To be honest, I'm not really sure the codes that good. It's got a nasty smell in it. Namely, this function:
unsigned int i4_xor ( unsigned int i, unsigned int j )
//****************************************************************************80
//
// Purpose:
//
// I4_XOR calculates the exclusive OR of two integers.
//
// Modified:
//
// 16 February 2005
//
// Author:
//
// John Burkardt
//
// Parameters:
//
// Input, unsigned int I, J, two values whose exclusive OR is needed.
//
// Output, unsigned int I4_XOR, the exclusive OR of I and J.
//
{
unsigned int i2;
unsigned int j2;
unsigned int k;
unsigned int l;
k = 0;
l = 1;
while ( i != 0 || j != 0 )
{
i2 = i / 2;
j2 = j / 2;
if (
( ( i == 2 * i2 ) && ( j != 2 * j2 ) ) ||
( ( i != 2 * i2 ) && ( j == 2 * j2 ) ) )
{
k = k + l;
}
i = i2;
j = j2;
l = 2 * l;
}
return k;
}
There's an i8_xor too. And a couple of abs functions.
I think a post to the DailyWTF is in order.
EDIT: For the non-c programmers, here's a quick guide to what the above does:
function xor i:unsigned, j:unsigned
answer = 0
bit_position = 1
while i <> 0 or j <> 0
if least significant bit of i <> least significant bit of j
answer = answer + bit_position
end if
bit_position = bit_position * 2
i = i / 2
j = j / 2
end while
return answer
end function
To determine if the least significant bit is set or cleared, the following is used:
bit set if i <> (i / 2) * 2
bit clear if i == (i / 2) * 2
What makes the code extra WTFy is that C defines an XOR operator, namely '^'. So, instead of:
result = i4_xor (a, b);
you can have:
result = a ^ b; // no function call at all!
The original programmer really should have know about the xor operator. But even if they didn't (and granted, it's another obfuscated C symbol), their implementation of an XOR function is unbelievably poor.
I'm using VC++ 2003 and it compiled instantly in both debug/release modes.
Edit:
Do you have the latest service pack installed on your systems?

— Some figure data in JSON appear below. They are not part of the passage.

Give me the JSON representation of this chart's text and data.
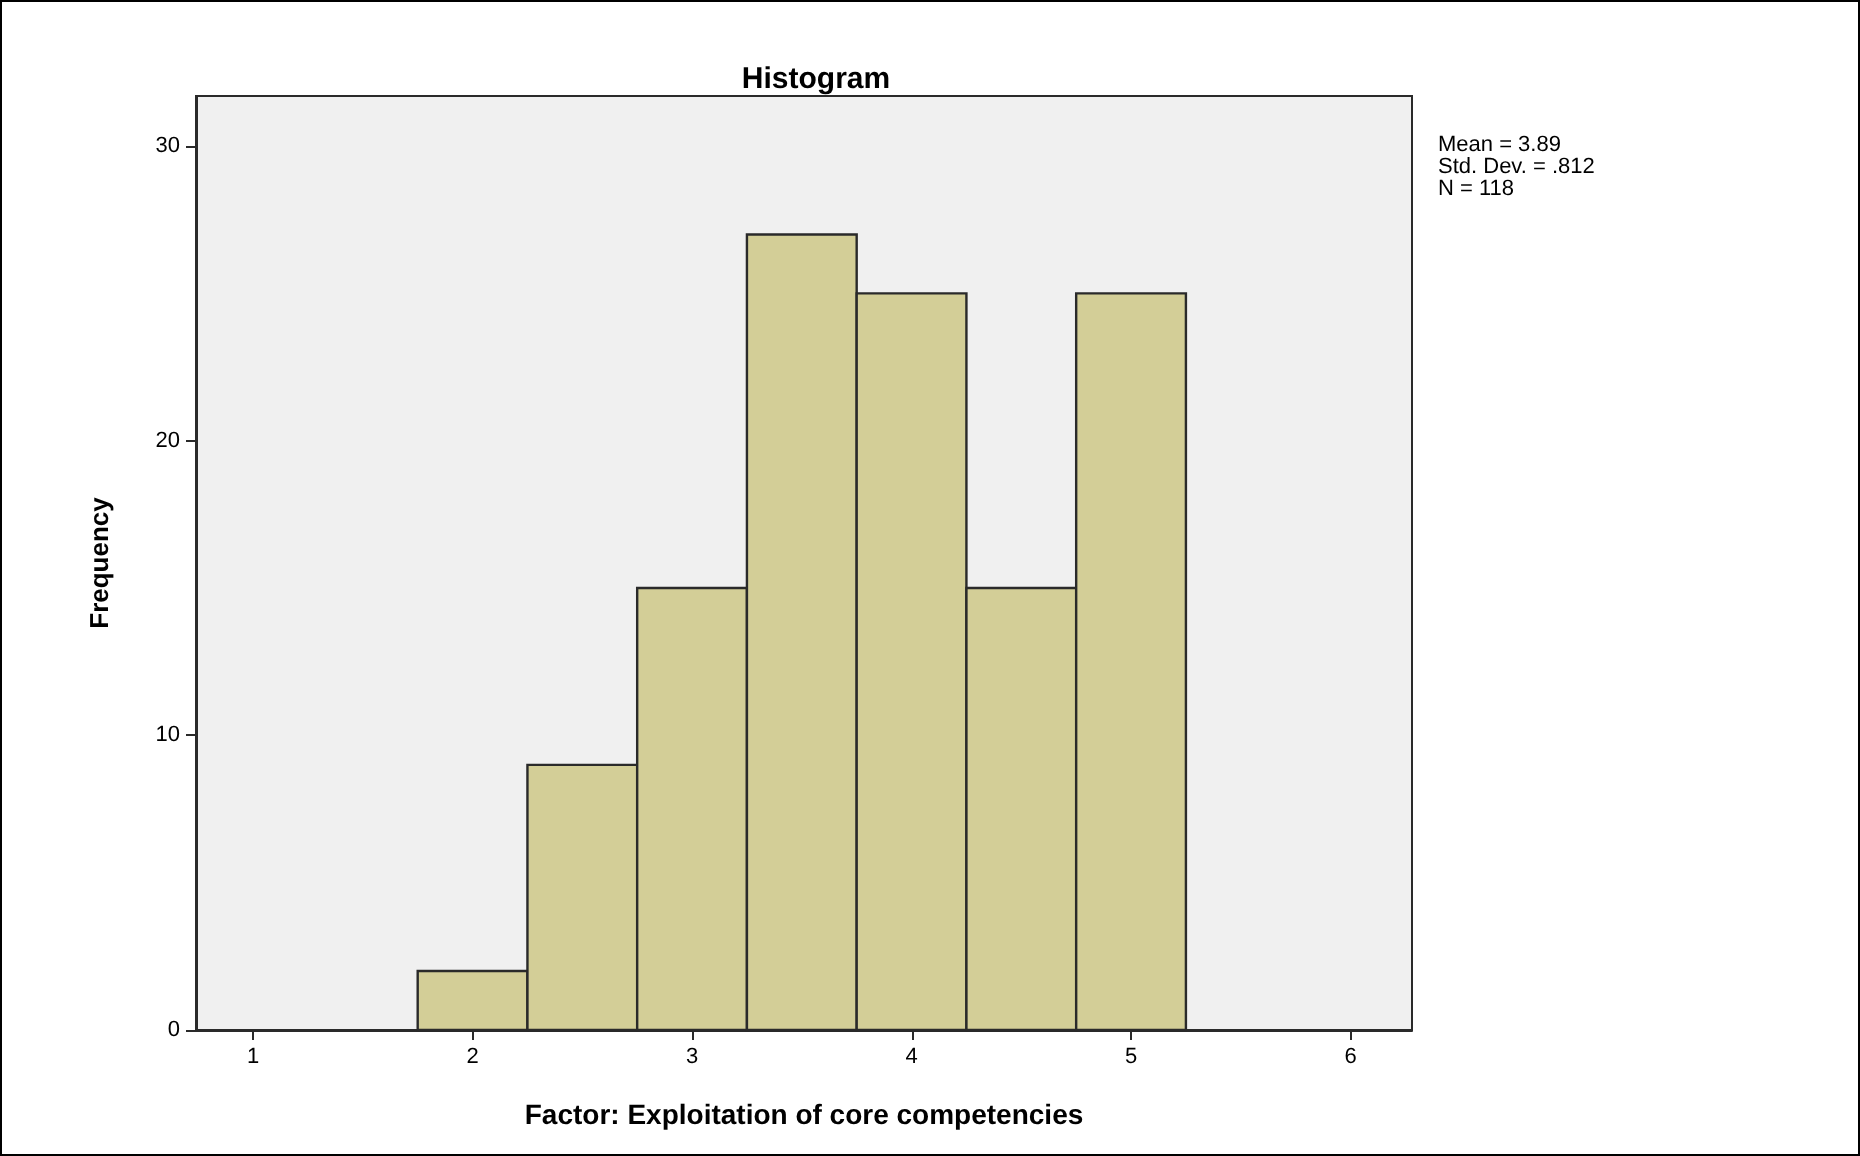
{
  "chart_data": {
    "type": "histogram",
    "title": "Histogram",
    "xlabel": "Factor: Exploitation of core competencies",
    "ylabel": "Frequency",
    "bins": [
      1.75,
      2.25,
      2.75,
      3.25,
      3.75,
      4.25,
      4.75,
      5.25
    ],
    "values": [
      2,
      9,
      15,
      27,
      25,
      15,
      25
    ],
    "color": "#d3ce97",
    "xlim": [
      0.74,
      6.28
    ],
    "xticks": [
      1,
      2,
      3,
      4,
      5,
      6
    ],
    "ylim": [
      0,
      31.7
    ],
    "yticks": [
      0,
      10,
      20,
      30
    ],
    "grid": false,
    "annotations": [
      "Mean = 3.89\nStd. Dev. = .812\nN = 118"
    ]
  }
}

I would recommend you download a trial edition of Visual Studio 2008 and try the compile there, just to see if the problem is inherent. Also, if it does happen on a current version, you would be able to report the problem, and Microsoft might fix it.
On the other hand, there is no chance that Microsoft will fix whatever bug is in VS2003.